In a post titled Active’ Student Engagement Goes Beyond Class Behavior, Study Finds, Sarah D. Sparks reports that engagement is more than behavior and includes emotion and cognition.
She cites a study that examined three areas of school engagement:
• Behavioral engagement, including how often the student completed homework on time, followed school rules, and responded in class discussions;
• Emotional engagement, including whether the student felt interested in his or her class subjects and accepted in the school culture;
• Cognitive engagement, including how well the student managed and monitored his or her own learning.
The study illustrates the complexity of engagement.
“……giving students more choices and control over their schoolwork did not improve their motivation or make them feel more academically competent unless the choices were aligned with the students’ personal interests. “Opportunities for decision-making or freedom of action are less important than the extent to which the decision-making and action opportunities available reflect personal goals, interests, or values.
Dan Meyer poses a challenge when sharing a survey where 38% of teacher respondents said that students who are uninterested was the greatest limitation to their teaching of mathematics.

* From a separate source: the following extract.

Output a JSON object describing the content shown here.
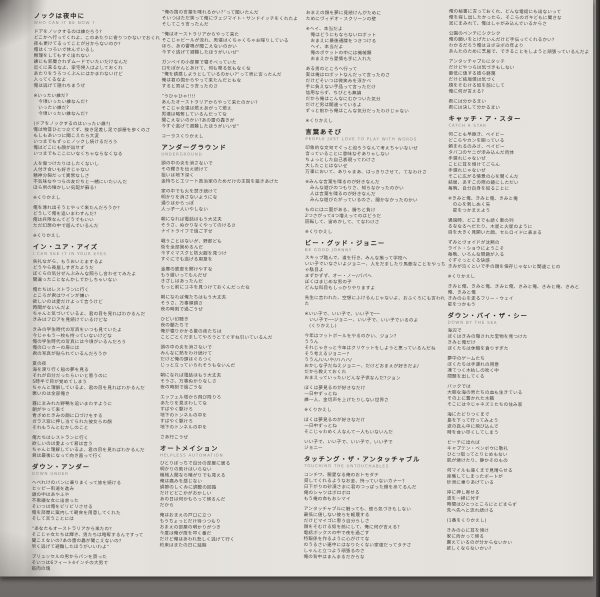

He suggests it’s like firefighters saying that “fires are the limiting part of the job…creating student interest is the job of teaching.”
If you follow Dan’s blog and videos you know that he constantly shares his own and other teachers’ examples posing math problems that catch student interest.
Here’s a good example of a math problem redo:
In a blog titled Unengageables, Dan shares three strategies he uses in math that I believe certainly have application in any content area.
#1 Model Curiosity- He suggests pulling facts and figures not necessarily a math connection. What’s the highest temperature recorded in Alaska? What does the average American wedding costs?
#2 Ask students,” What questions do you have?”- show students a visual or a video clip and have them write down a question. This models and encourages intuitiveness.
#3 Practice estimation often- begin with more concrete problems, collect student guesses, highest/lowest and then share the answer.
Bill Ferriter takes a look at technology and motivation in Technology is a Tool, Not a Learning Outcome:
Ferriter suggests that teachers may mistakenly see technology as the motivator. He states that students are…”motivated by opportunities to make a difference in the world; they are motivated by opportunities to ask and answer their own questions; and they are motivated by opportunities to learn together with like-minded peers.”
Summer is a great time to be thinking about how as a teacher you can create the curiosity that might trigger the student engagement that drives learning. Enjoy pondering.